To listen to the show, simply click above.
(Excerpt) Read more at steynonline.com ...
I sure miss himin the radio occasionally. Does he still appear on FNC? He should have his own program there.
On that you can rely...
He now has his own show on the GB News Network. I think you can sign up for his daily email, even if you don’t join his steyn-on-line club. And he sends out links to all of the stuff he’s doing (which is a LOT!). Frequently goes on Bo Snerdley’s new show. Too much for me to keep up with!
I watch his show on GB news on YouTube.
Thanks!
The wife and I enjoyed that show. RIP Geoffrey Palmer.

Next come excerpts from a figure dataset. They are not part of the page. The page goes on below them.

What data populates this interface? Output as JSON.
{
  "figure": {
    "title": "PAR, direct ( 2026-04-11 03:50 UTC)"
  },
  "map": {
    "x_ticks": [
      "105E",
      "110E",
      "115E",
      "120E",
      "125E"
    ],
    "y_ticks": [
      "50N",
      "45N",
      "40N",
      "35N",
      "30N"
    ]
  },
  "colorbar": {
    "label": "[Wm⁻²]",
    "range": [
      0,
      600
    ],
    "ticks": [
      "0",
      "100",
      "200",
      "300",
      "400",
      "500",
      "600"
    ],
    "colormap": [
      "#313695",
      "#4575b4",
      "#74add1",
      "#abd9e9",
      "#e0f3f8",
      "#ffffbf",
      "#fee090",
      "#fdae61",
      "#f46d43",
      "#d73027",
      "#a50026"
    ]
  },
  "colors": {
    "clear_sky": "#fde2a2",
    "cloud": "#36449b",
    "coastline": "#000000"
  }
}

First error of the show. As Time Goes By Was no written for Everybody’s Welcome. Herman Hupfeld had written and sold it to a friend, Beatrice Lillie*, but then had to buy it back from her after he played for the producers of Everybody’s welcome so it could be in the show.
Several years ago I did some research on Herman Hupfeld and “As Time Goes By”. I ended up never doing anything with it, but have had the info on my computer for over 30 years. This is the story of the origins of As Time Goes By directly from Herman Hupfeld:
In 1943 Herman recounted for The New Yorker magazine the early days of this now timeless melody “As Time Goes By”: He took it first to Beatrice Lillie, who told him it wasn’t just her sort of thing but that she liked it so well she’d advance him hundred dollars on it. “Then the most farcical circumstances happened,” he recalled. “I happened to play it for Harold Arlen, and he nearly fainted. He said, ‘Its’s exactly what we need for Frances Williams — we’ve got to, got to, got have it!’ So I rushed back to Bea, and she was sweet as cream. She said, But darling of course take it back.’ So I returned the hundred and the song went into ‘Everbody’s Welcome’ and stopped the show every night. They hollered and screamed. They just simply hollered and screamed, and it stopped the show.
Talk of the Town, The New Yorker (Apr. 24, 1943), at 9, 11.
* He later wrote “Lets Put Out The Light And Go To Sleep” may have been Rudy Vallee sign-off signature on his radio show. Vallee recounts the story that the title originally was suppose to end with the word “bed”. But moments before air time the network censor forced him to change this sexually connotative word to “sleep” to imply that they may be going to bed, but nothing was going to happen between the covers.